Roland smiled and said nothing.
He thought: A witch-dominated empire, four hundred years ago. If there had been a weapon that gave common people power beyond what witches possessed—would the senior leaders of the Union have accepted that willingly? Witches have always been the minority. Millions of humans, thousands of witches. The common people Agatha imagines fighting for humanity’s survival were, in her era, living as subjects of witches. What does the consciousness of a slave become, when you hand it a weapon? Not necessarily the consciousness of a soldier who dies willingly for the species. More likely: the consciousness of someone who has just realized the accounting has changed. The idea of fighting for human survival was still abstract even after nationalism awakened in his own world, among people who had freedom to lose. He could not imagine a version of this calculus that ended cleanly.

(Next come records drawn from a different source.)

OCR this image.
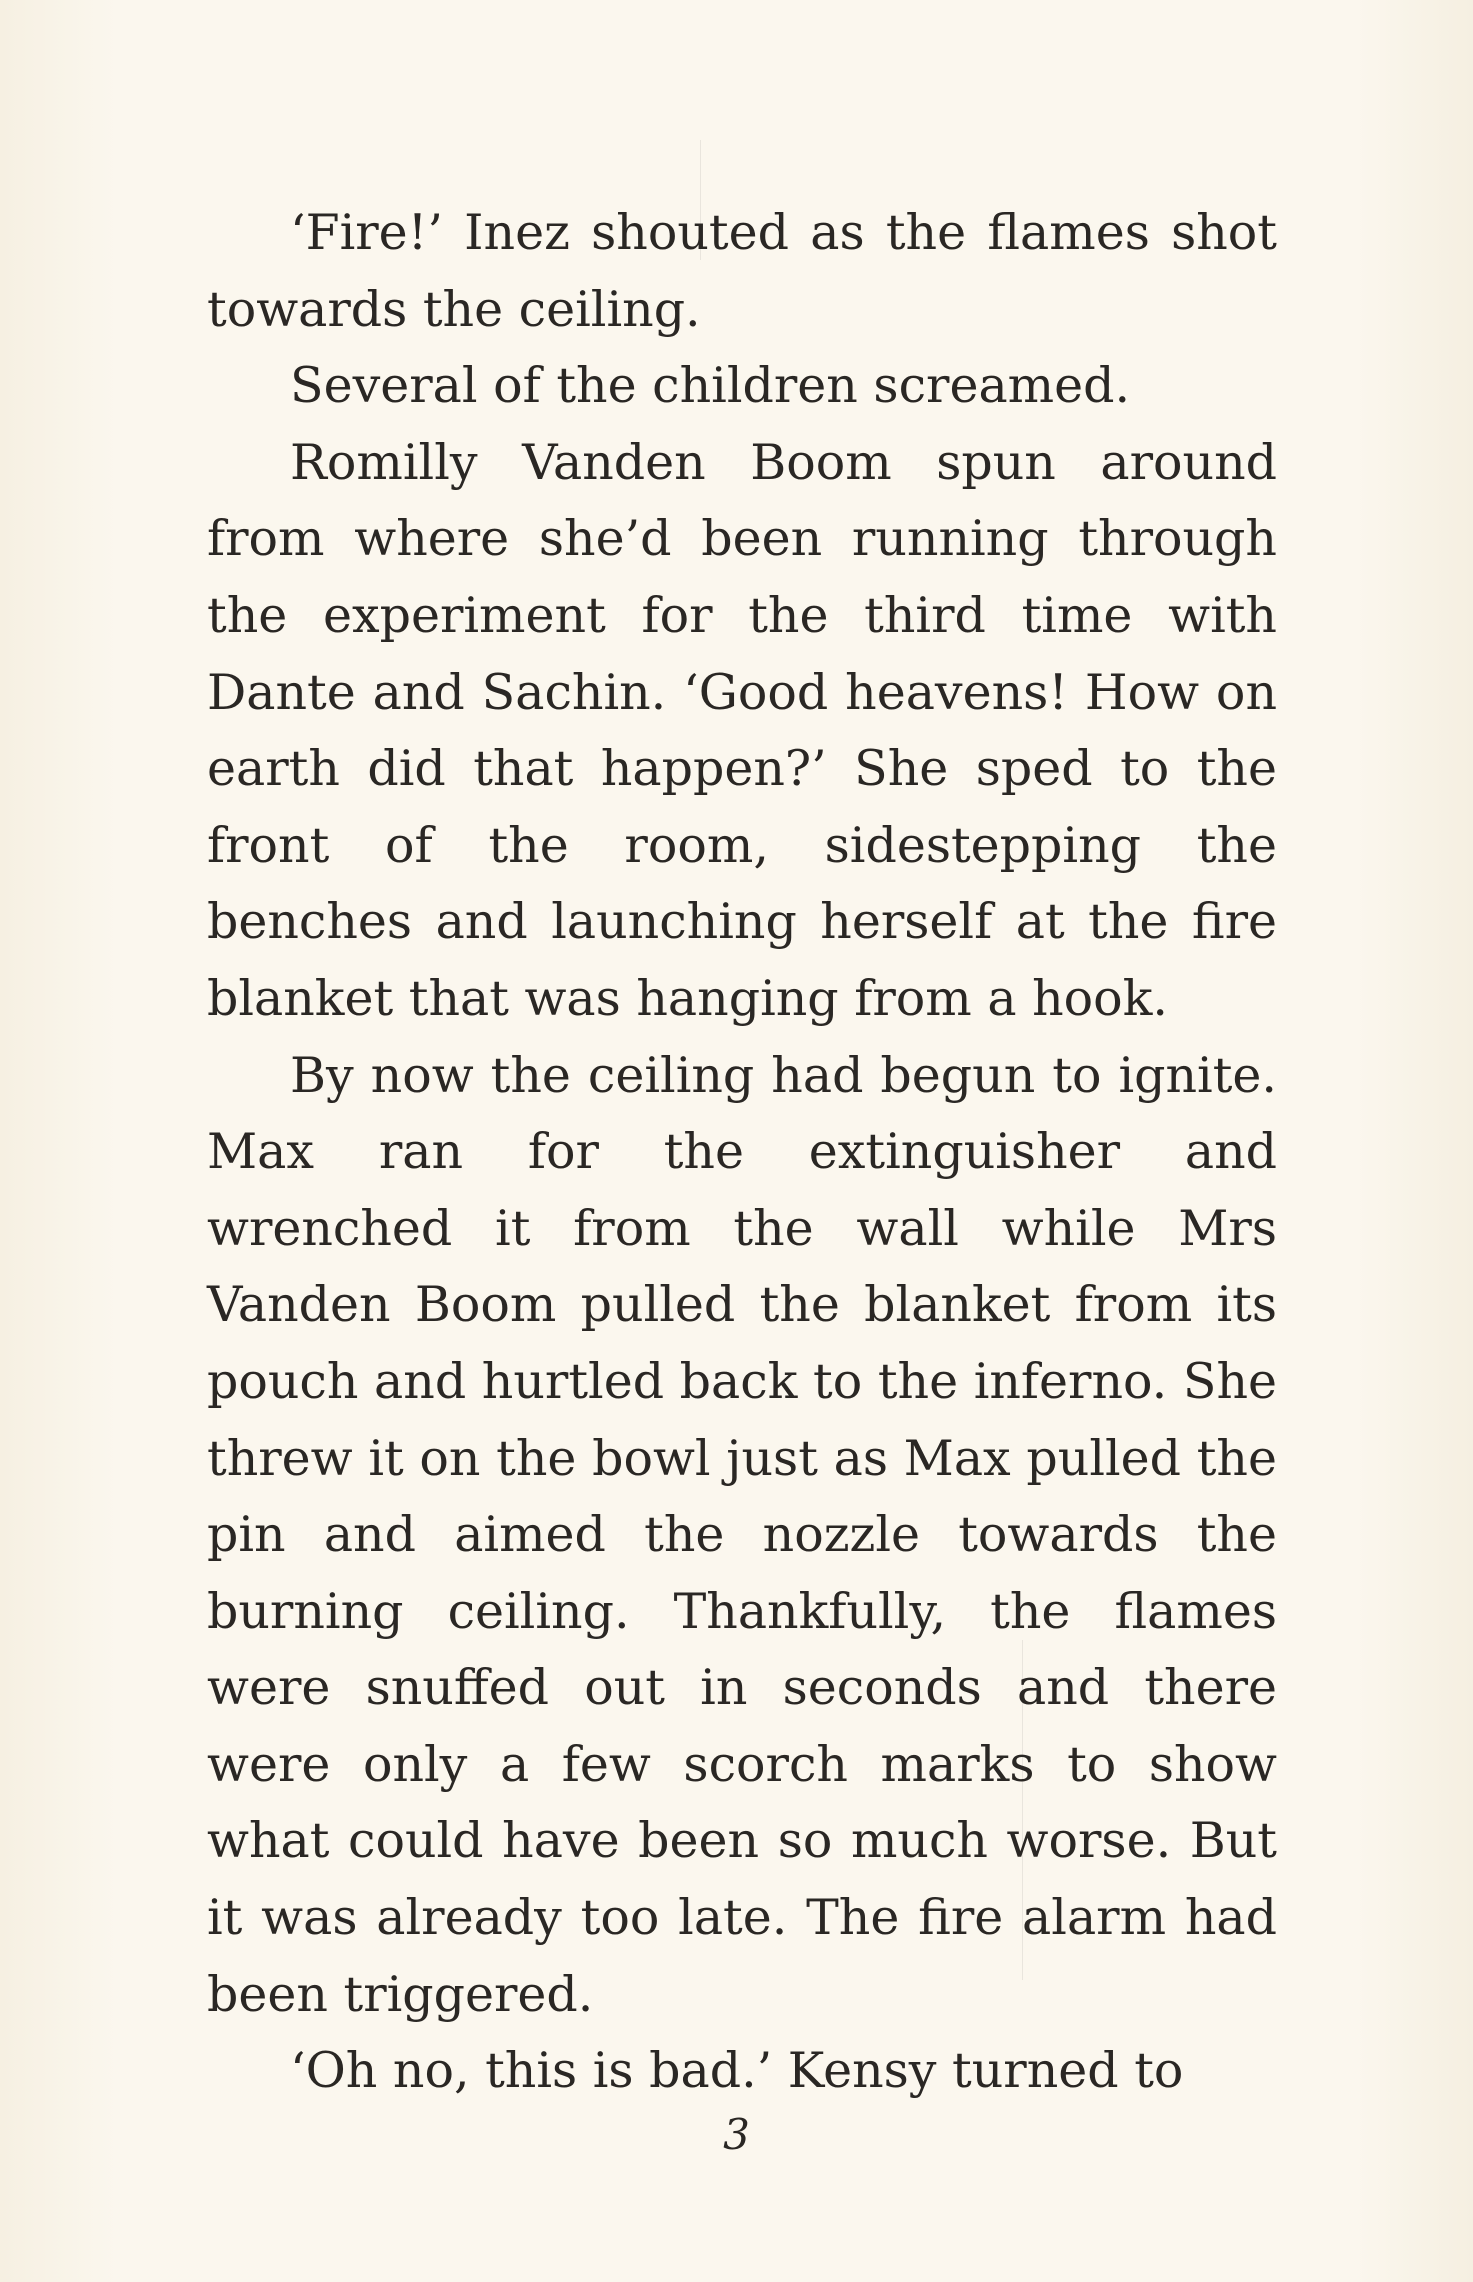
‘Fire!’ Inez shouted as the flames shot towards the ceiling.

Several of the children screamed.

Romilly Vanden Boom spun around from where she’d been running through the experiment for the third time with Dante and Sachin. ‘Good heavens! How on earth did that happen?’ She sped to the front of the room, sidestepping the benches and launching herself at the fire blanket that was hanging from a hook.

By now the ceiling had begun to ignite. Max ran for the extinguisher and wrenched it from the wall while Mrs Vanden Boom pulled the blanket from its pouch and hurtled back to the inferno. She threw it on the bowl just as Max pulled the pin and aimed the nozzle towards the burning ceiling. Thankfully, the flames were snuffed out in seconds and there were only a few scorch marks to show what could have been so much worse. But it was already too late. The fire alarm had been triggered.

‘Oh no, this is bad.’ Kensy turned to

3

He would not say this to Agatha. She was a researcher, not a policy architect, and these were conclusions that required a particular context to be useful.
After the damage testing, Anna amputated the demon and returned it to the steel cage.
“Is that all?” Agatha asked.
“For tonight.” Roland folded his notes. “Injury testing tomorrow morning—resistance to projectiles across different anatomical sites, effects of chlorine and other agents, Pill of Madness, Dreamland Water. And ask Lucia to analyze the Red Mist composition.”
“I’ll need two witch assistants to make the Sigil, and materials must be ready before the demon dies—the blood components don’t hold once it’s gone. Best to begin melting the God’s Stone while it’s still alive.” She paused. “Which type of Sigil do you want?”
“We have enough Magic Stones to make any of them?”
“Of course. Failed attempts don’t consume the stone itself—” She stopped. “Never mind. You’ll lose only raw materials.”
Roland looked at her. “What were you going to say?”
“A slip of the tongue.” She turned away. “Nothing significant.”
He did not press. “Give me until morning to review the Magic Stone Collection. I’ll have an answer before breakfast.”